Bob Myers scored 54 points in a 1956 game and to date no one has topped that.

Myers was recognized May 1 at the school, when PHS Activities Director Andy Herbst accepted a newspaper photo and story collage depicting the game of Myers’ record for the school’s memorabilia record case outside the gym.

The Pacific Indians 2018 basketball starters met with the former all star. Also on hand for delivery of the poster were Myers sons, Greg and Steve Myers, and Tom Sauvage, PHS principal and new assistant superintendent.

After recalling that the coach took him out of the game before the final whistle, Myers said he always hoped to see another PHS athlete break his record.

“I always thought somebody would break the record,” he said.

The graduating players he spoke with had already concluded their season so none of them would have a chance to break the record, but many of them voiced doubts that it would happen.

“It’s crazy,” said Tom Hennessy, a senior and PHS varsity basketball starter said, shaking his head. “That record is not going to be broken.”

Herbst said his department is launching a historical records program to collect stories, photos, medals and cups of PHS athletes, like Myers, who broke records.

The Pacific High School Student Council purchased 10 scoreboards to display the records that will be set up at the school.

Herbst said he hopes other former PHS athletes will share their records, news stories and trophies for the display. The memorabilia will remain the property of the former athletes and their families and will be returned to them after a rotation in the exhibit.

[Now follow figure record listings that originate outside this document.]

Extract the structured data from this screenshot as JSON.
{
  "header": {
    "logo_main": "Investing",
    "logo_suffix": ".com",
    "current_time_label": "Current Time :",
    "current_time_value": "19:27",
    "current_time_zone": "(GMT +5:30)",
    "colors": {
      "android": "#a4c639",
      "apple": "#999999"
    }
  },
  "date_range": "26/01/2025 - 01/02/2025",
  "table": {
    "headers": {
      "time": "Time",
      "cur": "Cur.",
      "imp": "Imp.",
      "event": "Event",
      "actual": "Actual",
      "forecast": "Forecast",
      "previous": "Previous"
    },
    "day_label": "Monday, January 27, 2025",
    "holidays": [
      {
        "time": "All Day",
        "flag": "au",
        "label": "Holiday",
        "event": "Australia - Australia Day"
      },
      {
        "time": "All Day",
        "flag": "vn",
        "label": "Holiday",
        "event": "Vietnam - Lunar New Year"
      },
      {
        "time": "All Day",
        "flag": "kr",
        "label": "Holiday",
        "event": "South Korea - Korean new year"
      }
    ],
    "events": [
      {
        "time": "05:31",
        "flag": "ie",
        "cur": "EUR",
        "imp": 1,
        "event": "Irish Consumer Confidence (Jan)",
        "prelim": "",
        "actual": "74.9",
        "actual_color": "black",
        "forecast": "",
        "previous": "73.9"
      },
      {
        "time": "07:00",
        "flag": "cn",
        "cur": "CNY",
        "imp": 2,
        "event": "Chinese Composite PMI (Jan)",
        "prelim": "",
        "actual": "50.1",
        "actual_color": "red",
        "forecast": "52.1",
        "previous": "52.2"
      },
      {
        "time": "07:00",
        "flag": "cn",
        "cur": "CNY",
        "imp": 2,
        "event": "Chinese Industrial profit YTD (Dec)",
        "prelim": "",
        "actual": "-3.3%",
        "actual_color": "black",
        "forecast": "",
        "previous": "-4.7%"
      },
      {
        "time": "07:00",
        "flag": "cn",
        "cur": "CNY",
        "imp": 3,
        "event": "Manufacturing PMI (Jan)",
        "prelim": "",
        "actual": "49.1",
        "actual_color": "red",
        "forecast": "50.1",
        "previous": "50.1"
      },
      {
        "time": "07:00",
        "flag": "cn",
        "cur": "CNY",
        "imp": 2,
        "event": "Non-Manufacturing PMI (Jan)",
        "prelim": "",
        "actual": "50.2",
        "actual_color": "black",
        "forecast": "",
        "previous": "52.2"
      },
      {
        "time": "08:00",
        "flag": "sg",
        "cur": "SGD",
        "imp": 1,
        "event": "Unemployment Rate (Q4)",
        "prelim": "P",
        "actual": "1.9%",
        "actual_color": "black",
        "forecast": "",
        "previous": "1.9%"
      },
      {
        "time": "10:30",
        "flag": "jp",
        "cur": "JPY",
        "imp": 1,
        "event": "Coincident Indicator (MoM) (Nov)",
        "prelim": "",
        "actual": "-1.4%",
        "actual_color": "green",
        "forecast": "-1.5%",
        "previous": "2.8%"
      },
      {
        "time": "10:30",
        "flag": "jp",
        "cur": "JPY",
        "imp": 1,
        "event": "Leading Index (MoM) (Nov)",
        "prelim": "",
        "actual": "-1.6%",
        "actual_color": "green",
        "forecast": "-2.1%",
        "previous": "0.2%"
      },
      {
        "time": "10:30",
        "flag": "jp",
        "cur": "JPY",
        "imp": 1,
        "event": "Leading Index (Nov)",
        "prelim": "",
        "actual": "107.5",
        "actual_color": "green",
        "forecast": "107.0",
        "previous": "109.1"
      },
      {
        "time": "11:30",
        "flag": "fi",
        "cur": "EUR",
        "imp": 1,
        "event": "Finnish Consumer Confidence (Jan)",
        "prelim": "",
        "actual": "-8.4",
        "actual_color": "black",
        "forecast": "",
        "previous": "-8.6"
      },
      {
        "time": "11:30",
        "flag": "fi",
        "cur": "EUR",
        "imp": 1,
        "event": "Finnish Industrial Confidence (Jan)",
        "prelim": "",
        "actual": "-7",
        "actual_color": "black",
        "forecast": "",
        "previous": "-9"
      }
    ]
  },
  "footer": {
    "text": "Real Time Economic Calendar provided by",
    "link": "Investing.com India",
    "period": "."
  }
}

“We want to pull together the data and create a touch screen of old photos and microfilm of the athletic history of the school,” he said. “We will include interviews with coaches and players.”

Herbst said the touchscreen exhibit will offer a virtual archive of PHS athletic history. Visitors will be able to touch an icon on the screen and pull up a display on an individual, sport or game.

Projected cost of the touch screen is $20,000, which may take several years to raise, Herbst said.

“Quite a bit of coverage is available on the track and field accomplishments in the 1920s,” he said. “We hope to find records of athletes in the 1940s, 1950s, 1960s, 1970s and 1980s.”

The framed news poster containing Myers’ big game is on display in the cabinet outside the new gym.